His home in Ambler is about to go to foreclosure. He has wiped out his savings on routine household expenses and for services for his autistic son. He can barely afford gas and parking downtown, for hearings and client meetings.

"No one can live on $60 over three months," says Krum, as if the point needs clarification.

The city considers Krum a "vendor," just like the company that supplies pencils. But unlike other vendors whose payments have been frozen until the city and state work out their tangled, interdependent finances, Krum can't freeze the services he provides to the city and seek work elsewhere.

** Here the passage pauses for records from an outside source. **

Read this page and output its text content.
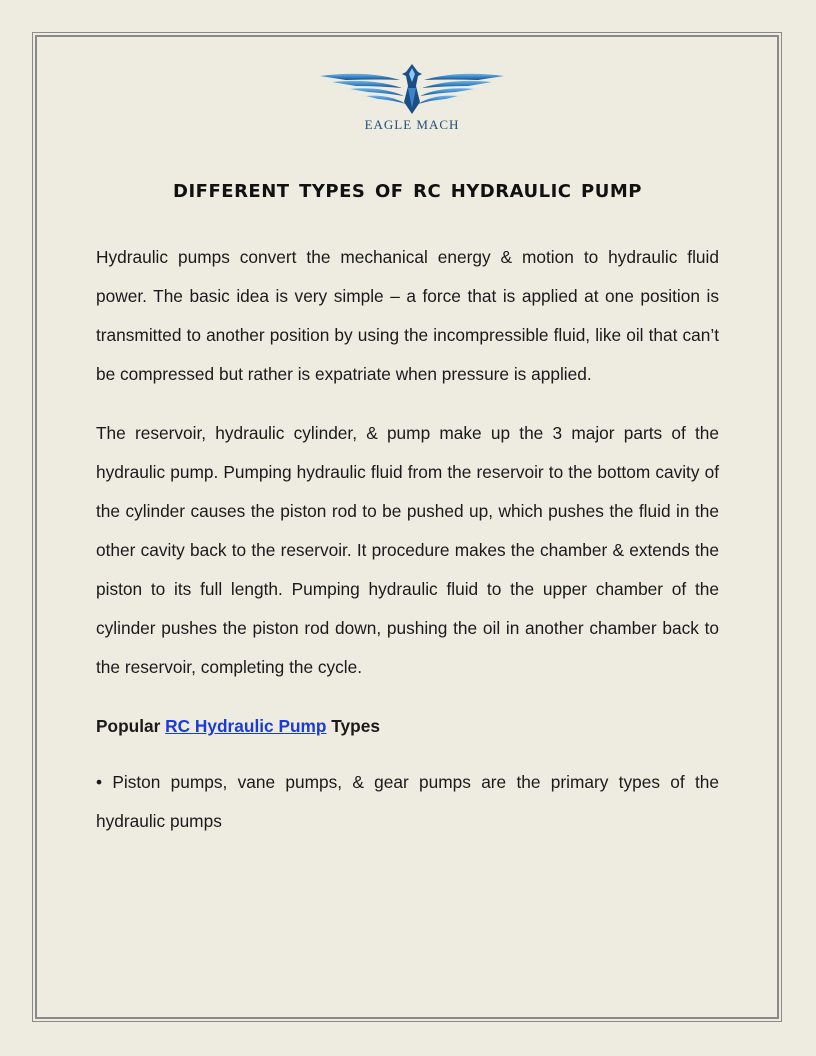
EAGLE MACH
different types of rc hydraulic pump

Hydraulic pumps convert the mechanical energy & motion to hydraulic fluid power. The basic idea is very simple – a force that is applied at one position is transmitted to another position by using the incompressible fluid, like oil that can’t be compressed but rather is expatriate when pressure is applied.

The reservoir, hydraulic cylinder, & pump make up the 3 major parts of the hydraulic pump. Pumping hydraulic fluid from the reservoir to the bottom cavity of the cylinder causes the piston rod to be pushed up, which pushes the fluid in the other cavity back to the reservoir. It procedure makes the chamber & extends the piston to its full length. Pumping hydraulic fluid to the upper chamber of the cylinder pushes the piston rod down, pushing the oil in another chamber back to the reservoir, completing the cycle.

Popular RC Hydraulic Pump Types

• Piston pumps, vane pumps, & gear pumps are the primary types of the hydraulic pumps
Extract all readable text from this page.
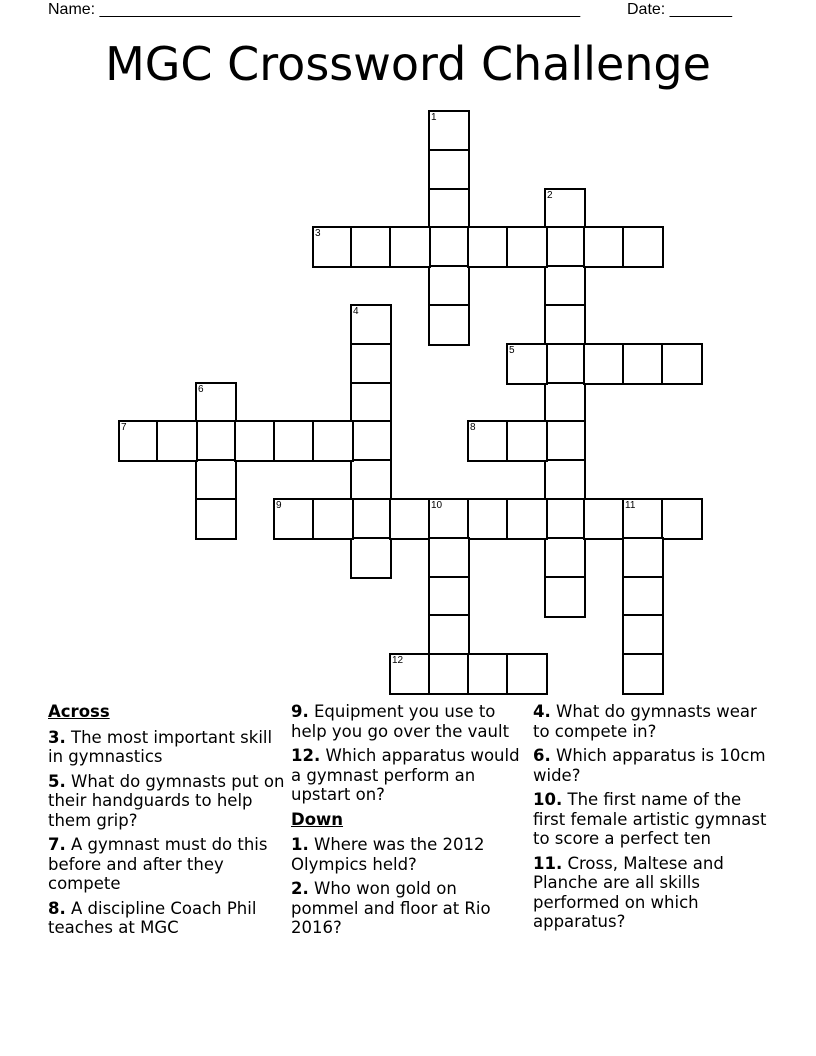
Name: ______________________________________________________	Date: _______
MGC Crossword Challenge
1
2
3
4
5
6
7	8
9	10	11
12
Across
3. The most important skill in gymnastics
5. What do gymnasts put on their handguards to help them grip?
7. A gymnast must do this before and after they compete
8. A discipline Coach Phil teaches at MGC
9. Equipment you use to help you go over the vault
12. Which apparatus would a gymnast perform an upstart on?
Down
1. Where was the 2012 Olympics held?
2. Who won gold on pommel and floor at Rio 2016?
4. What do gymnasts wear to compete in?
6. Which apparatus is 10cm wide?
10. The first name of the first female artistic gymnast to score a perfect ten
11. Cross, Maltese and Planche are all skills performed on which apparatus?
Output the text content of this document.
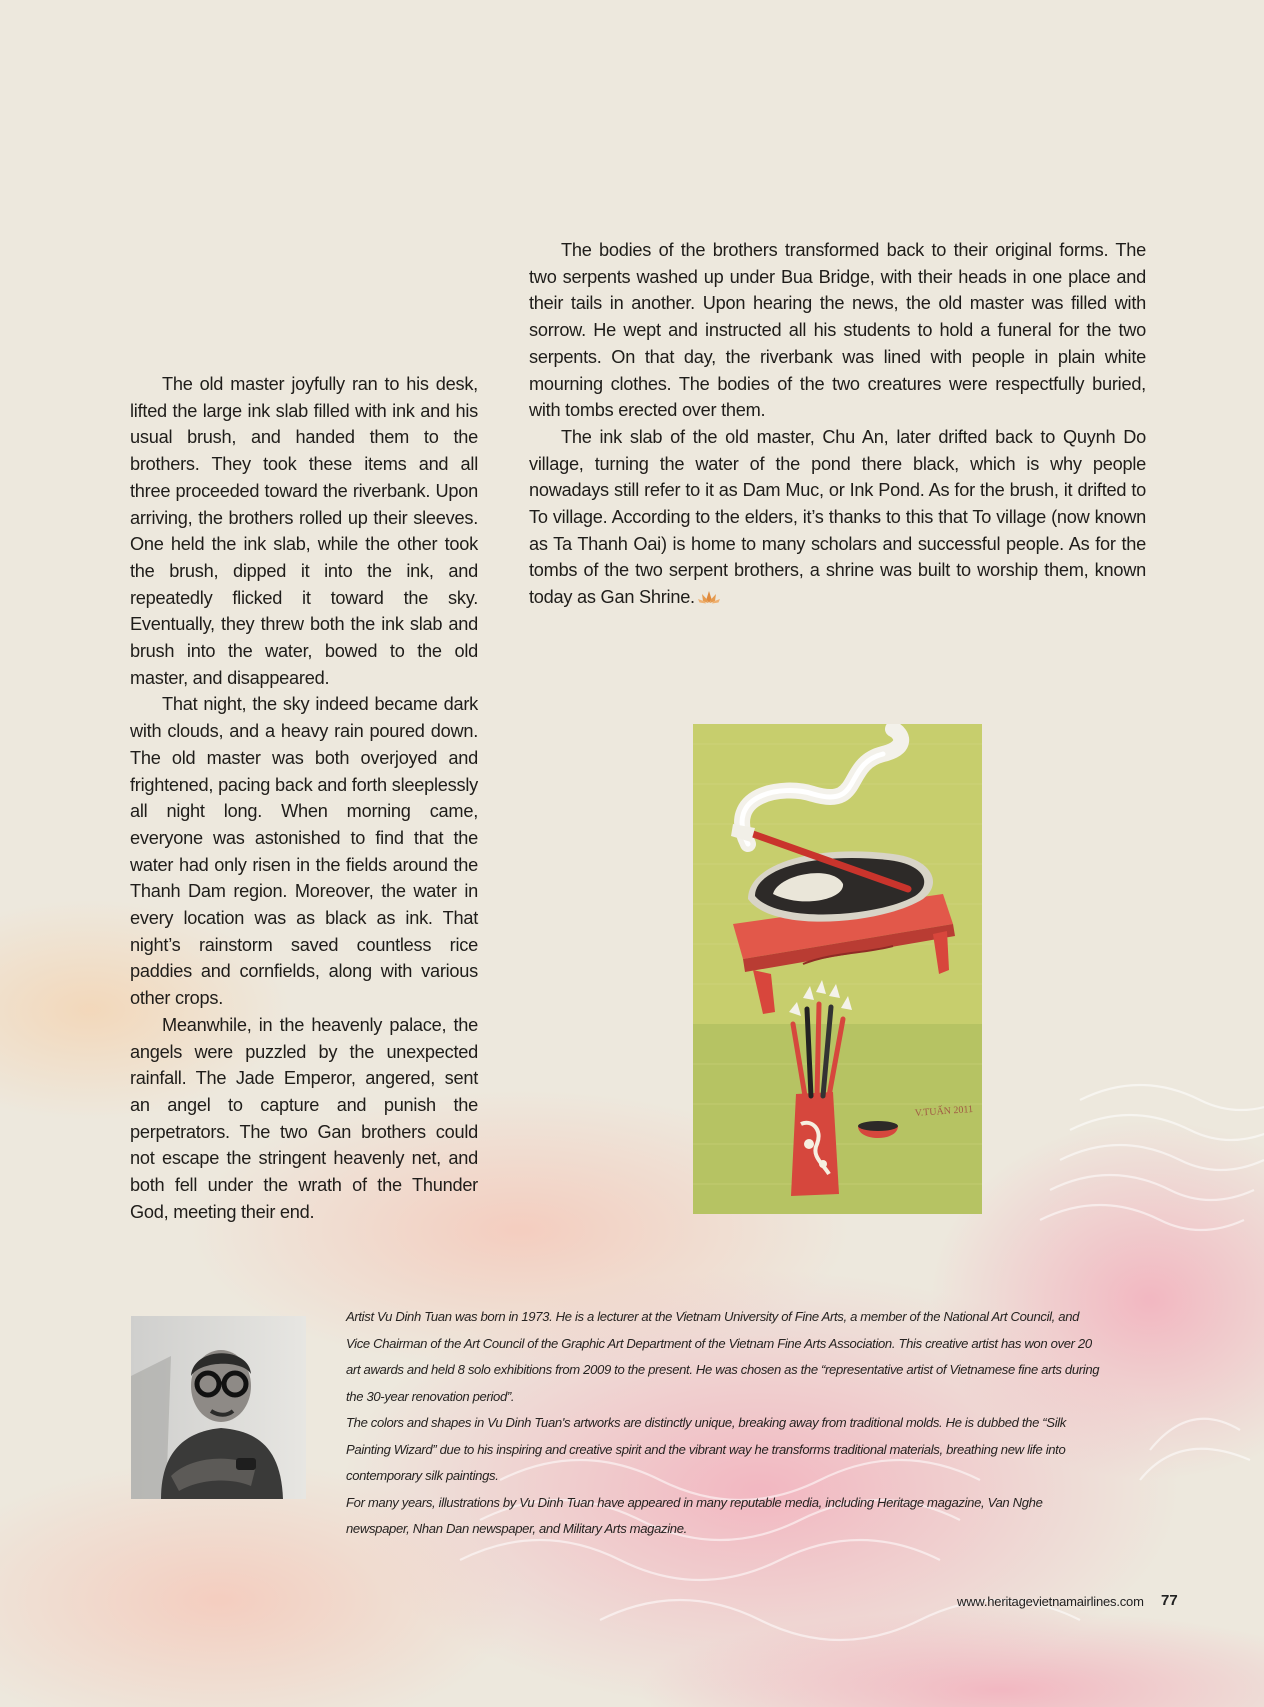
The old master joyfully ran to his desk, lifted the large ink slab filled with ink and his usual brush, and handed them to the brothers. They took these items and all three proceeded toward the riverbank. Upon arriving, the brothers rolled up their sleeves. One held the ink slab, while the other took the brush, dipped it into the ink, and repeatedly flicked it toward the sky. Eventually, they threw both the ink slab and brush into the water, bowed to the old master, and disappeared.

That night, the sky indeed became dark with clouds, and a heavy rain poured down. The old master was both overjoyed and frightened, pacing back and forth sleeplessly all night long. When morning came, everyone was astonished to find that the water had only risen in the fields around the Thanh Dam region. Moreover, the water in every location was as black as ink. That night’s rainstorm saved countless rice paddies and cornfields, along with various other crops.

Meanwhile, in the heavenly palace, the angels were puzzled by the unexpected rainfall. The Jade Emperor, angered, sent an angel to capture and punish the perpetrators. The two Gan brothers could not escape the stringent heavenly net, and both fell under the wrath of the Thunder God, meeting their end.

The bodies of the brothers transformed back to their original forms. The two serpents washed up under Bua Bridge, with their heads in one place and their tails in another. Upon hearing the news, the old master was filled with sorrow. He wept and instructed all his students to hold a funeral for the two serpents. On that day, the riverbank was lined with people in plain white mourning clothes. The bodies of the two creatures were respectfully buried, with tombs erected over them.

The ink slab of the old master, Chu An, later drifted back to Quynh Do village, turning the water of the pond there black, which is why people nowadays still refer to it as Dam Muc, or Ink Pond. As for the brush, it drifted to To village. According to the elders, it’s thanks to this that To village (now known as Ta Thanh Oai) is home to many scholars and successful people. As for the tombs of the two serpent brothers, a shrine was built to worship them, known today as Gan Shrine.

V.TUẤN 2011

Artist Vu Dinh Tuan was born in 1973. He is a lecturer at the Vietnam University of Fine Arts, a member of the National Art Council, and Vice Chairman of the Art Council of the Graphic Art Department of the Vietnam Fine Arts Association. This creative artist has won over 20 art awards and held 8 solo exhibitions from 2009 to the present. He was chosen as the “representative artist of Vietnamese fine arts during the 30-year renovation period”.

The colors and shapes in Vu Dinh Tuan's artworks are distinctly unique, breaking away from traditional molds. He is dubbed the “Silk Painting Wizard” due to his inspiring and creative spirit and the vibrant way he transforms traditional materials, breathing new life into contemporary silk paintings.

For many years, illustrations by Vu Dinh Tuan have appeared in many reputable media, including Heritage magazine, Van Nghe newspaper, Nhan Dan newspaper, and Military Arts magazine.

www.heritagevietnamairlines.com 77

"I am legally obligated to be a 'zealous advocate' for my clients, whether I'm being paid on time or not," Krum says. "I can't drop their cases. Their legal needs don't disappear just because the city's in a budget crisis."

Krum is not alone. I spoke this week with a half-dozen court-appointed lawyers representing parents and children in Family Court and indigent defendants in criminal court. Most wouldn't agree to be named and quoted, for fear they'd be seen as "whining" by judges from whom they need a fair shake for their clients.

But the wife of one lawyer agreed to let me share that, in their home - from which they're about to be evicted for nonpayment of rent - "We have nothing left to hock."

Not every attorney in Philly is a high-paid partner at a flush firm. Stroll through Family Court or the Criminal Justice Center and you'll see more lawyers like Krum and his cohorts than you will fat-cat attorneys working on retainer to get rich clients off the hook.

Several hundred of them are on court assignment to represent poor clients. Some take only a handful of cases per year; others, far more. For young lawyers starting out, it can be a way to generate income as they establish a private practice. For older attorneys, it can be a satisfying way to wind down a busy career.

It certainly doesn't pay well. Although a private attorney might charge his clients anywhere from $250 and $500 an hour for a top-notch homicide defense, the city pays only a sliver of that, with no extra for expenses.

"By the time you pay expert witnesses and investigators, do the filings and the hearings and the trial, it can equal a dollar an hour," says veteran West Chester attorney Sam Stretton, who accepts a handful of court-appointed cases a year because "the indigent have a right to experienced counsel."

Last spring, Stretton filed a federal lawsuit in U.S. District Court challenging the amount that court-appointed attorneys are paid. Last week, he filed an emergency motion in federal court asking that the city and court at least pay them the lousy fees they've been promised.

Lawyer Joe Mirarchi, who says he is owed about $15,000, recently submitted a letter on behalf of himself and 35 other attorneys to Family Court Administrative Judge Kevin Dougherty, expressing their frustration and worry.

Mirarchi says the lawyers are discussing whether to stage a protest, right in the lobby of Family Court, "to show support for people in need and to pray or plead that it end."

No one in the city's finance or mayor's office returned calls for comment yesterday, hunkered down as they are trying to wring blood from stones. But the city's court administrator, Dave Lawrence, told me that the approved lawyers' vouchers that he has submitted to the city for payment total about a million dollars.

That's a lot of missed mortgage and utility bills.

"I love my work," Krum says."I know I've saved lives. The city should be embarrassed that they pay us so little for what we do. They should be ashamed that they're holding up our payments. In any other field, you'd just stop working for a client who didn't pay you. I can't. And I wouldn't."

Even though, if things don't change soon, he too may have nothing left to hock.